Farming Patterns

The British Isles contain many different landscapes.

Some areas are low and flat for miles, but others are high with steep slopes making it difficult to use tractors and other machinery.

The areas to the west of the islands tend to have more rain.

That’s good for growing things, but more rain means less sunshine for ripening crops.

You’ve probably already guessed that most of the arable farming is found in the flatter, sunnier areas on the east side.

Plenty of rain in the west means plenty of grass growth, providing pasture for animals.  But which animals are found where?

Dairy cows are farmed for their milk production.  They are milked every day and this needs to be taken and used fairly quickly before it goes bad.  The farms need to be accessible to the milk tankers and close to good transport routes to towns and cities.  Thus, you are unlikely to find a large dairy herd up a remote valley, in the middle of a hilly area.

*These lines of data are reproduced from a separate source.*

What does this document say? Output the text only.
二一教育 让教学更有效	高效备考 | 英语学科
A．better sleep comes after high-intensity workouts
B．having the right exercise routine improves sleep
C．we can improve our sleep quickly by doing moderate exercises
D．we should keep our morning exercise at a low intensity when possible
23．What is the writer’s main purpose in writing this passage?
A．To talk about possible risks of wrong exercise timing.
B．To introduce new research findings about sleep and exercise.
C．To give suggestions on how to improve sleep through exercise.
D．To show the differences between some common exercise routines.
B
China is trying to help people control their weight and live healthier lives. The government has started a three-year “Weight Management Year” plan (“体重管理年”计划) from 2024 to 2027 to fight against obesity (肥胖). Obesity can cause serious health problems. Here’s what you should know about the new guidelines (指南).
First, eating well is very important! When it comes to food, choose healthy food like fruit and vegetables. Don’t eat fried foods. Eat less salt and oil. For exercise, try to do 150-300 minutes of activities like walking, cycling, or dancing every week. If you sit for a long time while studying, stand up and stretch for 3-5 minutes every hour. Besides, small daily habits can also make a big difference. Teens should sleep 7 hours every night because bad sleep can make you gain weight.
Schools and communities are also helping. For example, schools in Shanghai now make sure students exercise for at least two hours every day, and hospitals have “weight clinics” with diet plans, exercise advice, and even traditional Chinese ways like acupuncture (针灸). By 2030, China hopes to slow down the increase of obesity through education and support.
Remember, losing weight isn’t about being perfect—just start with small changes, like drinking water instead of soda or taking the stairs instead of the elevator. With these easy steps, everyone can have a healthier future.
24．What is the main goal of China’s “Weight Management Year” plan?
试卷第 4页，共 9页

You may still see cows in more remote areas.  However, they are likely to be beef cattle, farmed for their meat.  And if it is a hilly area, the cows will probably be down in the valleys where the land is flatter because they are big animals and don’t cope with steep slopes as well as…

 

…sheep!

Of course, this doesn’t mean that you won’t find crops in the west or animals in the east and there are mixed farms all over the country.  However, land and climate do help determine the type of farming that is most practical and most profitable in an area.